The Pandya king was under the protection of the Vijayanagara empire and he appealed to the court of Vijayanagara, and an expedition under Kotikam Nagama Nayaka was sent to his aid. Nagama suppressed the Chola ruler and took Madurai, but then suddenly he threw off his allegiance and declining to help the Pandya king, usurped the throne.
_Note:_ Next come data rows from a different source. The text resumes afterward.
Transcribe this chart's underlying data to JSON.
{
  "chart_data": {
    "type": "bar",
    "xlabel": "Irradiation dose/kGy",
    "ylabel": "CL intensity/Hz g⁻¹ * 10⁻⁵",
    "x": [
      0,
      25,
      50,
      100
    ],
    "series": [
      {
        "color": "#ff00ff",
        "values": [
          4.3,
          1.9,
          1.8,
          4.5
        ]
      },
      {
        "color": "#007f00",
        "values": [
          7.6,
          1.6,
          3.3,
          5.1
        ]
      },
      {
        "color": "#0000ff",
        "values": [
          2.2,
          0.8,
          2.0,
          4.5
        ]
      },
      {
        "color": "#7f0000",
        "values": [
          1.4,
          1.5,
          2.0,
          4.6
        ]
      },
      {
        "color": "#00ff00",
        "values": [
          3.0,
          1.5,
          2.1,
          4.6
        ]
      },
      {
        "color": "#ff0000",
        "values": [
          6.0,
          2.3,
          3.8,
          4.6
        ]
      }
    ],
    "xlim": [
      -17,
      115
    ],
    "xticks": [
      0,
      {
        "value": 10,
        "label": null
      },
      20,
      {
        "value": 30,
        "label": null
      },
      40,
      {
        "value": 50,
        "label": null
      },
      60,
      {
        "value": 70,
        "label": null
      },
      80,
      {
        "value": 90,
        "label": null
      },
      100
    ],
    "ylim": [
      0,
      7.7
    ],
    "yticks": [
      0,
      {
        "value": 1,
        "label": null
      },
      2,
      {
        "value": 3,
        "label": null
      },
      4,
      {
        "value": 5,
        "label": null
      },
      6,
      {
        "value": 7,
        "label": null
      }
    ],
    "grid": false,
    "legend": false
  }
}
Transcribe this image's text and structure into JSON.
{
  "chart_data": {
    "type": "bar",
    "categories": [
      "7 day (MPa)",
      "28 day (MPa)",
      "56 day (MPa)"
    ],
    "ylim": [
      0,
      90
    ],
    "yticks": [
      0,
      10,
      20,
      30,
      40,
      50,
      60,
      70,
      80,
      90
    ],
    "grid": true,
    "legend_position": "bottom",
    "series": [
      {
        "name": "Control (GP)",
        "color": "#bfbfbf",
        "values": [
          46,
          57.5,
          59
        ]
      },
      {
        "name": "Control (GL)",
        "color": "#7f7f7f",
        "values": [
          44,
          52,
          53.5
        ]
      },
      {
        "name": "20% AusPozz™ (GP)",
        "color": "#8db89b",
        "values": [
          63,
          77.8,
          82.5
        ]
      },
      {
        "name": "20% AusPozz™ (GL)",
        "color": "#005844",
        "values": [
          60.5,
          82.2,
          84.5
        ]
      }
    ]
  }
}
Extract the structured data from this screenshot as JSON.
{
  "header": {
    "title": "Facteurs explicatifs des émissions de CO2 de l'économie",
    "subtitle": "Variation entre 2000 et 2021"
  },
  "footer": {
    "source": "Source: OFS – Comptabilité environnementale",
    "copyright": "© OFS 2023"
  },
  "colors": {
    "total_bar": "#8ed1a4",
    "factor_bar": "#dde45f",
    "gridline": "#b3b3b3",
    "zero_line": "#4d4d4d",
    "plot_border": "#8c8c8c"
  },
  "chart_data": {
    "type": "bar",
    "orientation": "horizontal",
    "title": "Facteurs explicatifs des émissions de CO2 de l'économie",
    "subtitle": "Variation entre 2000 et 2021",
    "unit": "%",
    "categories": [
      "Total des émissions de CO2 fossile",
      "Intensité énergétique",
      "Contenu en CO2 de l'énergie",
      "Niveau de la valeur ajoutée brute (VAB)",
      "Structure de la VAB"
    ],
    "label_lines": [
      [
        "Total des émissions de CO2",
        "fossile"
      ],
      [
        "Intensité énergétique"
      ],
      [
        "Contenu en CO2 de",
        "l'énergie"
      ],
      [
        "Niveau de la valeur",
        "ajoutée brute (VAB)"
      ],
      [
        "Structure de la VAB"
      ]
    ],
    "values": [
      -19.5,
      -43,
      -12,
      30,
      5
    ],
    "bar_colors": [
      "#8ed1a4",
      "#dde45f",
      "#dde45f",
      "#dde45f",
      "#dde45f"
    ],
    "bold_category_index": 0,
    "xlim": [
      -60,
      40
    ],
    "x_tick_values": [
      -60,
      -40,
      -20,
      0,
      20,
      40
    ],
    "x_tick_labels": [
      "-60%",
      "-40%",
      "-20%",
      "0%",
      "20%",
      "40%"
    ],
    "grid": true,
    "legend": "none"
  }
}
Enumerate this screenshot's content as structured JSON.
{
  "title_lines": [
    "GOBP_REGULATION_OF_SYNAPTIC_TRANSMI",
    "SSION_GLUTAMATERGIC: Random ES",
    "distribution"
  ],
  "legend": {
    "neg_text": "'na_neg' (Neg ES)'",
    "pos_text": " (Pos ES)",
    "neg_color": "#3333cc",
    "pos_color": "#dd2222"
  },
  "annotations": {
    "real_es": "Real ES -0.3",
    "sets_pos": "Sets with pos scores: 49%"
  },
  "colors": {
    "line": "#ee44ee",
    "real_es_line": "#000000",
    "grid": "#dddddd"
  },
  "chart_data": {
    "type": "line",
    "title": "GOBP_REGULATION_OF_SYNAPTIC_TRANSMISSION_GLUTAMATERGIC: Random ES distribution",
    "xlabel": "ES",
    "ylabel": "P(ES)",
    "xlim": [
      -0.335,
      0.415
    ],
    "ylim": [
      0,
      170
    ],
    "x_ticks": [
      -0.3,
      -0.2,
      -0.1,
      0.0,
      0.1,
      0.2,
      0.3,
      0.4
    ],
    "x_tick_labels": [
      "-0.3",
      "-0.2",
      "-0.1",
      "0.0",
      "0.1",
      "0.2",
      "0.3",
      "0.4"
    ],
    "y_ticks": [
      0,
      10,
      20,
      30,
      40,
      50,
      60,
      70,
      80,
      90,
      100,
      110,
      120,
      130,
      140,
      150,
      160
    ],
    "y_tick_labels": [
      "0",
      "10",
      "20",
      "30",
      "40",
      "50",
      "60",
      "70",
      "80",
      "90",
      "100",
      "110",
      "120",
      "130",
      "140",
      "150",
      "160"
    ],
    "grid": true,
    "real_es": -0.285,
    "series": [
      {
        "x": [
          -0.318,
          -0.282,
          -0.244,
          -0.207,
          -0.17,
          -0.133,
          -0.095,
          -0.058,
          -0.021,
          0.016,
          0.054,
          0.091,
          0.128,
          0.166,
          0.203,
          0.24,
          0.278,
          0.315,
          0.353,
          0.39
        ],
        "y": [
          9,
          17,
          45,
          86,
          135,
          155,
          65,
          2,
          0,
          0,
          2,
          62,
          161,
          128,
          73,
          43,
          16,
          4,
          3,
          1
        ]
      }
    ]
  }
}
The Vijayanagara emperor demanded that someone cure the defection: Nagama's own son, Viswanatha, volunteered, and the king sent him with a large force against the rebel. He overthrew his father and handed him over to the emperor and as a reward for his loyalty the king appointed Viswanatha Nayaka as the governor of Madurai and other provinces in the Tamil country thus leading to formation of the Nayak Kingdom of Madurai in 1529.

The Nayaks protected the Madurai Kingdom from invasion of Mysore and Deccan sultans.

==Telugu film==
This historical event was made as Telugu film in 1987 entitled Viswanatha Nayakudu under the direction of Dasari Narayana Rao.